Article : « La médiation humaniste, pour ‘faire société’ dans la prise en charge des différends  » de Marie-Odile Delcourt, André Dupleix, Guy Escalettes, Alberto Giasanti, Etienne Le Roy, Leonardo Lenzi, Jacqueline Morineau, Christine Tavares, Filippo Vanoncini, Bertrand De Villeneuve, HAL archives-ouvertes.fr, 3/07/2015, 19p.


Introduction
Si la médiation semble, depuis une quinzaine d’années, faire l’objet d’une reconnaissance institutionnelle et juridique, elle n’est pas, néanmoins, une pratique connue ou reconnue de la majorité de nos concitoyens qui peuvent l’associer, voire l’assimiler, à d’autres modes de régulation des conflits. En effet la médiation est un processus de résolution de différends par la restauration d’un dialogue entre les parties (dites médiants), dialogue facilité grâce à l’intervention d’un troisième acteur, le médiateur. Le processus de médiation vise à résoudre le différend en modifiant la vision qu’en a chaque partie par un échange réciproque, faisant progressivement évoluer la perception du problème par les médiants jusqu’à leur permettre d’en élaborer eux-mêmes la solution. Ce dernier point le distingue fondamentalement des processus plus directifs que sont la conciliation, la négociation et l’arbitrage.
En outre, et peut-être surtout, nombre des initiateurs de la médiation, venant du monde de la justice ou influencés par elle, ont abordé la médiation selon deux finalités qui seront ici discutées : la première comme un mode de règlement des conflits2, voire même des litiges3 selon la définition donnée ci-dessus ; la seconde comme une alternative au mode formel et judiciaire, l’un et l’autre modes empruntant beaucoup aux modèles anglo-saxons d’Alternative Dispute Resolution (ADR). Dans les descriptions que nous offre la très grande majorité des travaux sur la médiation4, ce sont les normes juridiques et le droit positif qui sont directement utilisés ou indirectement transposés selon le modèle de l’englobement du contraire5, principe de facture dualiste qui permet de faire cohabiter deux valeurs de nature opposée, la hiérarchie et l’égalité.

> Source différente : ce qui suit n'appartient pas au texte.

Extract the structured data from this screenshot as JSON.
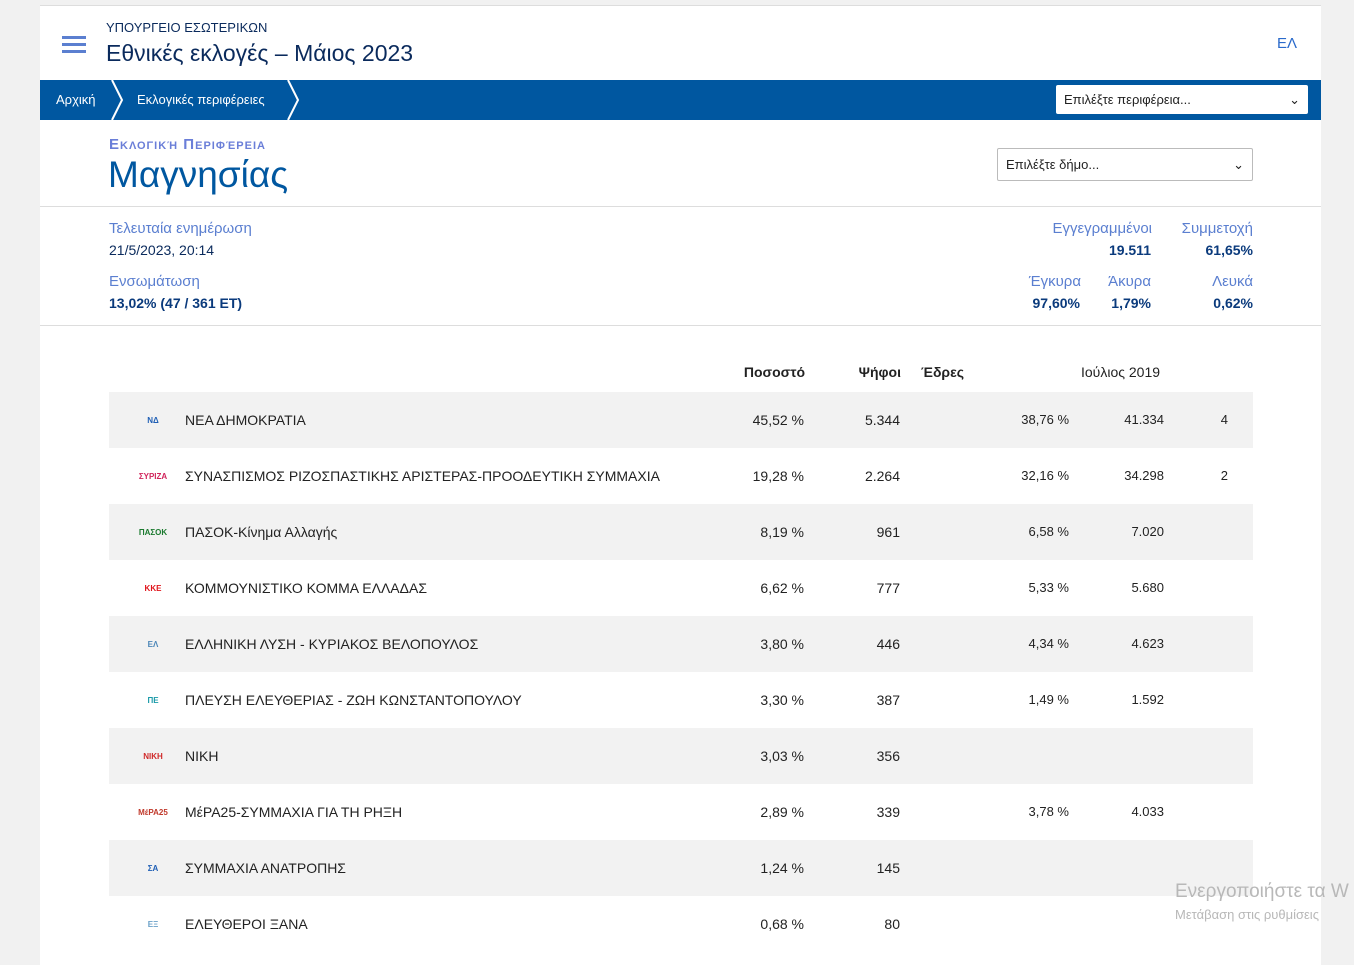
{
  "header": {
    "ministry": "ΥΠΟΥΡΓΕΙΟ ΕΣΩΤΕΡΙΚΩΝ",
    "title": "Εθνικές εκλογές – Μάιος 2023",
    "lang": "ΕΛ"
  },
  "nav": {
    "crumbs": [
      "Αρχική",
      "Εκλογικές περιφέρειες"
    ],
    "region_select": "Επιλέξτε περιφέρεια..."
  },
  "region": {
    "subtitle": "Εκλογική Περιφέρεια",
    "name": "Μαγνησίας",
    "municipality_select": "Επιλέξτε δήμο..."
  },
  "stats": {
    "last_update_label": "Τελευταία ενημέρωση",
    "last_update": "21/5/2023, 20:14",
    "integration_label": "Ενσωμάτωση",
    "integration": "13,02% (47 / 361 ΕΤ)",
    "registered_label": "Εγγεγραμμένοι",
    "registered": "19.511",
    "turnout_label": "Συμμετοχή",
    "turnout": "61,65%",
    "valid_label": "Έγκυρα",
    "valid": "97,60%",
    "invalid_label": "Άκυρα",
    "invalid": "1,79%",
    "blank_label": "Λευκά",
    "blank": "0,62%"
  },
  "table": {
    "headers": {
      "pct": "Ποσοστό",
      "votes": "Ψήφοι",
      "seats": "Έδρες",
      "prev": "Ιούλιος 2019"
    },
    "rows": [
      {
        "logo": "ΝΔ",
        "color": "#1f5fb5",
        "name": "ΝΕΑ ΔΗΜΟΚΡΑΤΙΑ",
        "pct": "45,52 %",
        "votes": "5.344",
        "seats": "",
        "prev_pct": "38,76 %",
        "prev_votes": "41.334",
        "prev_seats": "4"
      },
      {
        "logo": "ΣΥΡΙΖΑ",
        "color": "#d0245b",
        "name": "ΣΥΝΑΣΠΙΣΜΟΣ ΡΙΖΟΣΠΑΣΤΙΚΗΣ ΑΡΙΣΤΕΡΑΣ-ΠΡΟΟΔΕΥΤΙΚΗ ΣΥΜΜΑΧΙΑ",
        "pct": "19,28 %",
        "votes": "2.264",
        "seats": "",
        "prev_pct": "32,16 %",
        "prev_votes": "34.298",
        "prev_seats": "2"
      },
      {
        "logo": "ΠΑΣΟΚ",
        "color": "#1b7a2f",
        "name": "ΠΑΣΟΚ-Κίνημα Αλλαγής",
        "pct": "8,19 %",
        "votes": "961",
        "seats": "",
        "prev_pct": "6,58 %",
        "prev_votes": "7.020",
        "prev_seats": ""
      },
      {
        "logo": "ΚΚΕ",
        "color": "#e0141b",
        "name": "ΚΟΜΜΟΥΝΙΣΤΙΚΟ ΚΟΜΜΑ ΕΛΛΑΔΑΣ",
        "pct": "6,62 %",
        "votes": "777",
        "seats": "",
        "prev_pct": "5,33 %",
        "prev_votes": "5.680",
        "prev_seats": ""
      },
      {
        "logo": "ΕΛ",
        "color": "#4b86b8",
        "name": "ΕΛΛΗΝΙΚΗ ΛΥΣΗ - ΚΥΡΙΑΚΟΣ ΒΕΛΟΠΟΥΛΟΣ",
        "pct": "3,80 %",
        "votes": "446",
        "seats": "",
        "prev_pct": "4,34 %",
        "prev_votes": "4.623",
        "prev_seats": ""
      },
      {
        "logo": "ΠΕ",
        "color": "#1a9aa8",
        "name": "ΠΛΕΥΣΗ ΕΛΕΥΘΕΡΙΑΣ - ΖΩΗ ΚΩΝΣΤΑΝΤΟΠΟΥΛΟΥ",
        "pct": "3,30 %",
        "votes": "387",
        "seats": "",
        "prev_pct": "1,49 %",
        "prev_votes": "1.592",
        "prev_seats": ""
      },
      {
        "logo": "ΝΙΚΗ",
        "color": "#d02a2a",
        "name": "ΝΙΚΗ",
        "pct": "3,03 %",
        "votes": "356",
        "seats": "",
        "prev_pct": "",
        "prev_votes": "",
        "prev_seats": ""
      },
      {
        "logo": "ΜέΡΑ25",
        "color": "#c0392b",
        "name": "ΜέΡΑ25-ΣΥΜΜΑΧΙΑ ΓΙΑ ΤΗ ΡΗΞΗ",
        "pct": "2,89 %",
        "votes": "339",
        "seats": "",
        "prev_pct": "3,78 %",
        "prev_votes": "4.033",
        "prev_seats": ""
      },
      {
        "logo": "ΣΑ",
        "color": "#1f5fb5",
        "name": "ΣΥΜΜΑΧΙΑ ΑΝΑΤΡΟΠΗΣ",
        "pct": "1,24 %",
        "votes": "145",
        "seats": "",
        "prev_pct": "",
        "prev_votes": "",
        "prev_seats": ""
      },
      {
        "logo": "ΕΞ",
        "color": "#6aa0c8",
        "name": "ΕΛΕΥΘΕΡΟΙ ΞΑΝΑ",
        "pct": "0,68 %",
        "votes": "80",
        "seats": "",
        "prev_pct": "",
        "prev_votes": "",
        "prev_seats": ""
      }
    ]
  },
  "watermark": {
    "line1": "Ενεργοποιήστε τα W",
    "line2": "Μετάβαση στις ρυθμίσεις"
  }
}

Ces pratiques révèlent la soumission de nos sociétés au Droit (ou aux institutions étatiques) etsont précieuses dans la mesure où elles sont une condition de l’État de droit, donc de notre démocratie politique. Leur seule présence dans le vocabulaire et les procédures est cependant problématique et paradoxale dans la mesure où les démarches de médiation sont associées, depuis le début des années 1980, au souci de faire évoluer des sociétés fondées sur un ordre imposé par un État-Providence vers un ordonnancement accepté par le biais de la négociation et d’un ordre négocié.
Les expériences sur lesquelles s’appuie notre collectif illustrent que la démarche de médiation peut concentrer ses efforts moins sur le différend que sur la transformation des rapports humains et sociaux. Les échanges instaurés entre les médiants, rendus possibles et facilités par le médiateur6, ont pour objectif essentiel de reconstruire une relation durable. C’est ce sur quoi se fonde son qualificatif de médiation humaniste7.
On ne présuppose pas que tous les différends doivent être résolus : ce n’est pas toujours possible et parfois ce n’est pas souhaitable. Par contre, ils doivent être pris en charge à l’échelle sociale pertinente pour éviter que, par un phénomène quasi mécanique de détérioration, l’homme ne devienne un loup pour l’homme.
En bref, la médiation révèle un nouveau projet de société que le recours au seul vocabulaire juridique infirme ou au moins contraint. A travers l’appellation de médiation humaniste, nous nous proposons non seulement de présenter et de justifier l’euristique de procédés techniques de gestion des rapports humains en situations conflictuelles mais d’approcher, en tant qu’outil d’éducation à la paix, le nouveau type de société en émergence devant nous, ce que nous exprimons par l’expression du titre « faire société ». Il s’agit de mobiliser des ressources particulières pour réintroduire le sens d’une solidarité existentielle, fondée plus sur le partage que sur l’échange.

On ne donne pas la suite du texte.